Sabina Murray, a writer in residence at a private high school in Massachusetts, won the PEN/Faulkner Award for fiction yesterday. Her book "The Caprices" is a collection of short stories set in the Pacific islands in World War II. She will receive $15,000 and a moment in the literary spotlight.

The slender volume was very well received. "In this sobering book," a reviewer wrote in The Washington Post, Murray "turns the bombed-out and broken setting of World War II into a theater for humankind, where both weakness and grace are writ large."
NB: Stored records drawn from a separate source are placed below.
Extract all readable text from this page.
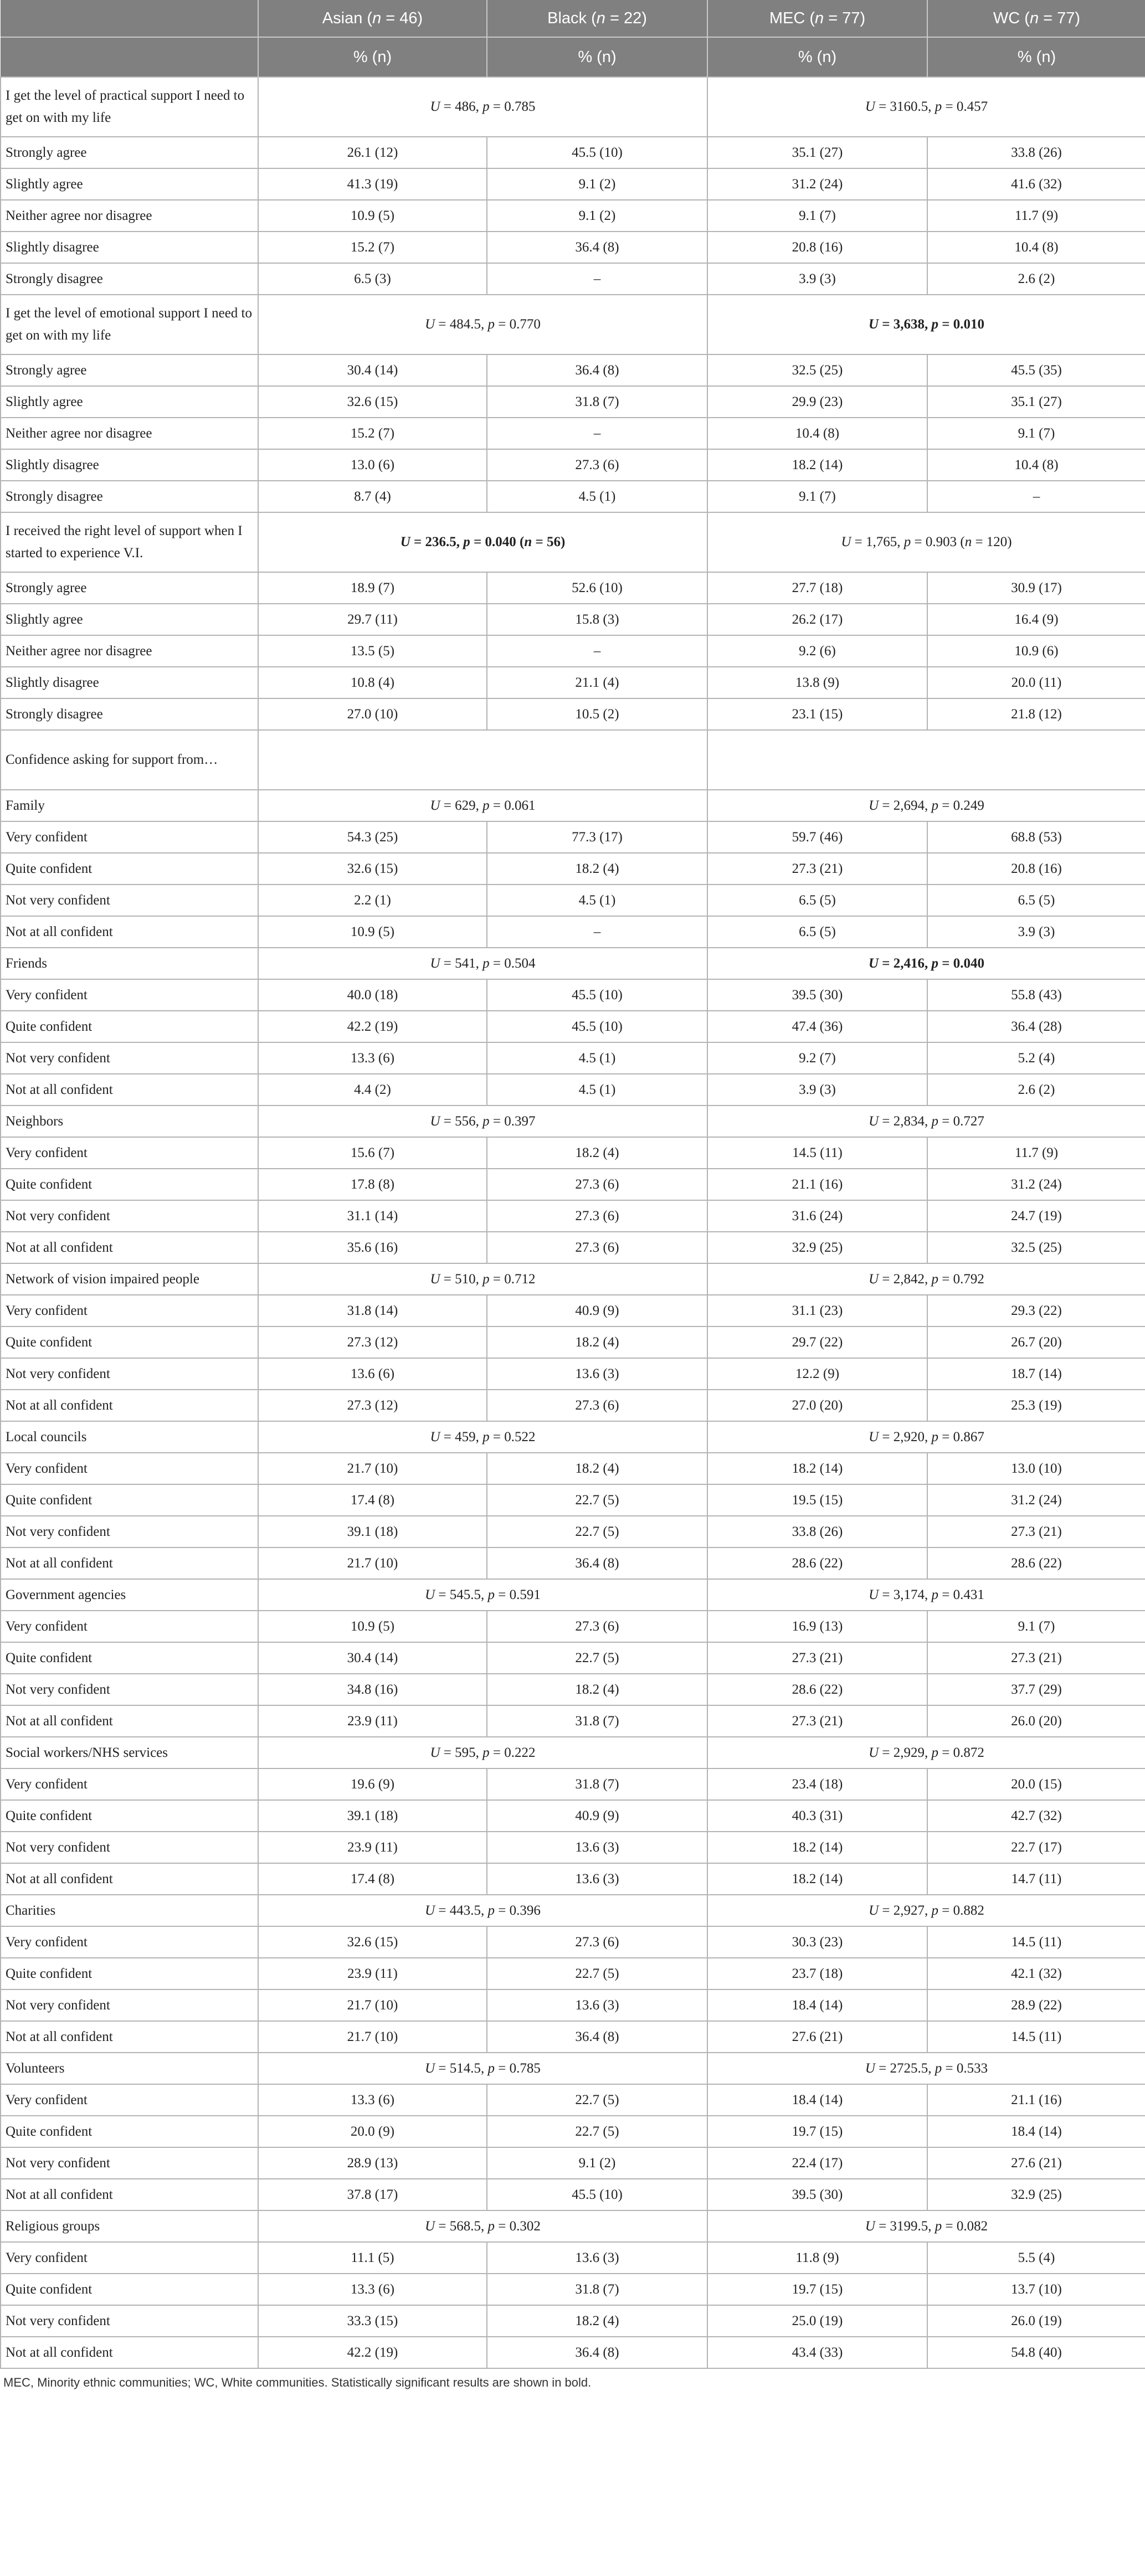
	Asian (n = 46)	Black (n = 22)	MEC (n = 77)	WC (n = 77)
	% (n)	% (n)	% (n)	% (n)
I get the level of practical support I need to get on with my life	U = 486, p = 0.785		U = 3160.5, p = 0.457	
Strongly agree	26.1 (12)	45.5 (10)	35.1 (27)	33.8 (26)
Slightly agree	41.3 (19)	9.1 (2)	31.2 (24)	41.6 (32)
Neither agree nor disagree	10.9 (5)	9.1 (2)	9.1 (7)	11.7 (9)
Slightly disagree	15.2 (7)	36.4 (8)	20.8 (16)	10.4 (8)
Strongly disagree	6.5 (3)	–	3.9 (3)	2.6 (2)
I get the level of emotional support I need to get on with my life	U = 484.5, p = 0.770		U = 3,638, p = 0.010	
Strongly agree	30.4 (14)	36.4 (8)	32.5 (25)	45.5 (35)
Slightly agree	32.6 (15)	31.8 (7)	29.9 (23)	35.1 (27)
Neither agree nor disagree	15.2 (7)	–	10.4 (8)	9.1 (7)
Slightly disagree	13.0 (6)	27.3 (6)	18.2 (14)	10.4 (8)
Strongly disagree	8.7 (4)	4.5 (1)	9.1 (7)	–
I received the right level of support when I started to experience V.I.	U = 236.5, p = 0.040 (n = 56)		U = 1,765, p = 0.903 (n = 120)	
Strongly agree	18.9 (7)	52.6 (10)	27.7 (18)	30.9 (17)
Slightly agree	29.7 (11)	15.8 (3)	26.2 (17)	16.4 (9)
Neither agree nor disagree	13.5 (5)	–	9.2 (6)	10.9 (6)
Slightly disagree	10.8 (4)	21.1 (4)	13.8 (9)	20.0 (11)
Strongly disagree	27.0 (10)	10.5 (2)	23.1 (15)	21.8 (12)
Confidence asking for support from…				
Family	U = 629, p = 0.061		U = 2,694, p = 0.249	
Very confident	54.3 (25)	77.3 (17)	59.7 (46)	68.8 (53)
Quite confident	32.6 (15)	18.2 (4)	27.3 (21)	20.8 (16)
Not very confident	2.2 (1)	4.5 (1)	6.5 (5)	6.5 (5)
Not at all confident	10.9 (5)	–	6.5 (5)	3.9 (3)
Friends	U = 541, p = 0.504		U = 2,416, p = 0.040	
Very confident	40.0 (18)	45.5 (10)	39.5 (30)	55.8 (43)
Quite confident	42.2 (19)	45.5 (10)	47.4 (36)	36.4 (28)
Not very confident	13.3 (6)	4.5 (1)	9.2 (7)	5.2 (4)
Not at all confident	4.4 (2)	4.5 (1)	3.9 (3)	2.6 (2)
Neighbors	U = 556, p = 0.397		U = 2,834, p = 0.727	
Very confident	15.6 (7)	18.2 (4)	14.5 (11)	11.7 (9)
Quite confident	17.8 (8)	27.3 (6)	21.1 (16)	31.2 (24)
Not very confident	31.1 (14)	27.3 (6)	31.6 (24)	24.7 (19)
Not at all confident	35.6 (16)	27.3 (6)	32.9 (25)	32.5 (25)
Network of vision impaired people	U = 510, p = 0.712		U = 2,842, p = 0.792	
Very confident	31.8 (14)	40.9 (9)	31.1 (23)	29.3 (22)
Quite confident	27.3 (12)	18.2 (4)	29.7 (22)	26.7 (20)
Not very confident	13.6 (6)	13.6 (3)	12.2 (9)	18.7 (14)
Not at all confident	27.3 (12)	27.3 (6)	27.0 (20)	25.3 (19)
Local councils	U = 459, p = 0.522		U = 2,920, p = 0.867	
Very confident	21.7 (10)	18.2 (4)	18.2 (14)	13.0 (10)
Quite confident	17.4 (8)	22.7 (5)	19.5 (15)	31.2 (24)
Not very confident	39.1 (18)	22.7 (5)	33.8 (26)	27.3 (21)
Not at all confident	21.7 (10)	36.4 (8)	28.6 (22)	28.6 (22)
Government agencies	U = 545.5, p = 0.591		U = 3,174, p = 0.431	
Very confident	10.9 (5)	27.3 (6)	16.9 (13)	9.1 (7)
Quite confident	30.4 (14)	22.7 (5)	27.3 (21)	27.3 (21)
Not very confident	34.8 (16)	18.2 (4)	28.6 (22)	37.7 (29)
Not at all confident	23.9 (11)	31.8 (7)	27.3 (21)	26.0 (20)
Social workers/NHS services	U = 595, p = 0.222		U = 2,929, p = 0.872	
Very confident	19.6 (9)	31.8 (7)	23.4 (18)	20.0 (15)
Quite confident	39.1 (18)	40.9 (9)	40.3 (31)	42.7 (32)
Not very confident	23.9 (11)	13.6 (3)	18.2 (14)	22.7 (17)
Not at all confident	17.4 (8)	13.6 (3)	18.2 (14)	14.7 (11)
Charities	U = 443.5, p = 0.396		U = 2,927, p = 0.882	
Very confident	32.6 (15)	27.3 (6)	30.3 (23)	14.5 (11)
Quite confident	23.9 (11)	22.7 (5)	23.7 (18)	42.1 (32)
Not very confident	21.7 (10)	13.6 (3)	18.4 (14)	28.9 (22)
Not at all confident	21.7 (10)	36.4 (8)	27.6 (21)	14.5 (11)
Volunteers	U = 514.5, p = 0.785		U = 2725.5, p = 0.533	
Very confident	13.3 (6)	22.7 (5)	18.4 (14)	21.1 (16)
Quite confident	20.0 (9)	22.7 (5)	19.7 (15)	18.4 (14)
Not very confident	28.9 (13)	9.1 (2)	22.4 (17)	27.6 (21)
Not at all confident	37.8 (17)	45.5 (10)	39.5 (30)	32.9 (25)
Religious groups	U = 568.5, p = 0.302		U = 3199.5, p = 0.082	
Very confident	11.1 (5)	13.6 (3)	11.8 (9)	5.5 (4)
Quite confident	13.3 (6)	31.8 (7)	19.7 (15)	13.7 (10)
Not very confident	33.3 (15)	18.2 (4)	25.0 (19)	26.0 (19)
Not at all confident	42.2 (19)	36.4 (8)	43.4 (33)	54.8 (40)
MEC, Minority ethnic communities; WC, White communities. Statistically significant results are shown in bold.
And a New York Times critic wrote: "At her most effective, Murray writes stories of fierce intensity, stories that are evocative, distinct and haunting."

The judges -- writers Gail Godwin, Valerie Martin and Alexs Pate -- pored over more than 350 works of fiction from 90 publishing houses to find five finalists. The runners-up were Peter Cameron for "The City of Your Final Destination," William Kennedy for "Roscoe," Victor LaValle for "The Ecstatic" and Gilbert Sorrentino for "Little Casino." Each receives $5,000.

Reached yesterday at Phillips Academy in Andover -- where she's in the final year of a three-year appointment -- Murray said that the stories welled up from her past. "My mother is Filipino," she explained. "She was a child during the Japanese occupation of Manila. After the war, her father and brother had been put in a camp for civilians. They were never heard from again."

Wondering whatever became of her grandfather, Murray began writing stories, she said, that essentially ask "What is war?" and "Who are the people who suffer in war?"

Of Murray's collection, Pate said: "I think it's a really excellent book. It's intense . . . It remarks on history but I think it also has a lot of relevance today about the lingering effects of war. It's a very powerful statement."

Wife of poet John Hennessy and mother of two children, Murray, 34, will soon be teaching in the MFA program at the University of Massachusetts in Amherst.

She's just finished her second novel, "A Carnivore's Inquiry"; her first was "Slow Burn" from 1990.

The Washington-based PEN/Faulkner Foundation has been handing out literary awards since 1981. Murray and all the authors will be feted at a black-tie ceremony at the Folger Shakespeare Library on May 17.